Kinder haben nicht immer Bock auf Gebärden und sind feinmotorisch nicht in jedem Alter so fit, alle Gebärden zu können. Sprich am Ende sehen viele Gebärden einfach gleich aus. Bei uns war das blöderweise die Gebärde für „mehr (Essen)“ und „fertig (mit Essen)“. Wir erkennen „fertig“ eher daran, dass er den Kopf wegdreht oder das Essen wirft. Dafür klappt die Gebärde für „Milch“ (Stillen) super. Ist halt nur nicht so sinnvoll, weil ich derzeit nur noch einmal Stille und von selbst fordert er Stillen nicht ein.
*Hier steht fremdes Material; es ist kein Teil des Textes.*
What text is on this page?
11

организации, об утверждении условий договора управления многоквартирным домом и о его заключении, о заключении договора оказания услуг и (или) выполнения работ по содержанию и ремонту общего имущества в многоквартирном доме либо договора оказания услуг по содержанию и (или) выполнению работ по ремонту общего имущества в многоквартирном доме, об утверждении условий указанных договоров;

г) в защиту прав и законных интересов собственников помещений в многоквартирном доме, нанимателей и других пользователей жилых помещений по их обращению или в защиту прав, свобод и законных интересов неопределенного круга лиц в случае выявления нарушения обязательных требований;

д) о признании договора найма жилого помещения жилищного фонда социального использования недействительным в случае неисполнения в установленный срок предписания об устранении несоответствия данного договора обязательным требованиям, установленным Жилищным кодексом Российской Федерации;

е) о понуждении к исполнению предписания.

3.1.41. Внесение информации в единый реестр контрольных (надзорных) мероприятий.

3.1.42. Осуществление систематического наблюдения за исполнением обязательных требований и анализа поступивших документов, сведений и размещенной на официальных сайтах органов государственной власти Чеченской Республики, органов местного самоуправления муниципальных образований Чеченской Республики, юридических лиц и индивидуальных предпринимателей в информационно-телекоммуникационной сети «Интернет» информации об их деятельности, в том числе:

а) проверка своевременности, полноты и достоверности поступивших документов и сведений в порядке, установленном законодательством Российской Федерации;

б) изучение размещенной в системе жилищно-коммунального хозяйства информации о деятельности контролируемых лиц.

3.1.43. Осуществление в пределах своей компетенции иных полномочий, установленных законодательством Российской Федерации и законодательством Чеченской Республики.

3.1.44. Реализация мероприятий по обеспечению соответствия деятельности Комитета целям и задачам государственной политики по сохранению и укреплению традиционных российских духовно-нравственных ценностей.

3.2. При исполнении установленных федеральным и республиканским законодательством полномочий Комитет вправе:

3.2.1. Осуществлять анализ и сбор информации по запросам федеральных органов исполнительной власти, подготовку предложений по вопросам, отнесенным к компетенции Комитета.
Die Gebärde „Essen“ wurde übrigens nie akzeptiert, stattdessen signalisiert er „Mehr“ wenn er Hunger hat. „Trinken“ klappt auch nur alle Monde mal. Meist schnappt er sich einfach den Trinkbecher, den wir immer in seiner Nähe haben, damit er sich selbst bedienen kann. Wir haben auch überlegt ihm die Gebärde „Müde“ beizubringen, aber dem Kind sieht jeder Fremde an, wenn er müde ist, dafür braucht es keine Gebärde. Jetzt probieren wir „AA“, die Hoffnung ist, dass wir ihm nicht mehr am Hintern schnüffeln müssen, um festzustellen, ob er gemacht hat. Vielleicht hilft uns das später auch beim Töpfchenlernen. Außerdem bringe ich ihm „Hi“ bei und „Haben“. Letztere klappt ganz gut.

Was ziehe ich daraus?

Es ist ein Prozess. Das wichtigste ist, nicht frustriert zu werden und das Ganze als Spiel zu sehen. Manchmal hat Little J einfach keine Lust und sitzt gefühlt auf seinen Händen und manchmal haben wir keine Lust, dann albere ich lieber mit ihm rum, als ihn daran zu erinnern, mir mit Gebärden zu zeigen, was er will. An anderen Tagen hat er super Freude daran und lacht, wenn ich seine Gebärde richtig deute und ihn lobe. In der Krippe werden keine Gebärden gemacht, mal schauen, ob er sie dann trotzdem noch macht. Ich denke aber nicht, dass dann alle Mühe umsonst war, schließlich hat es ihm und uns Spaß gemacht.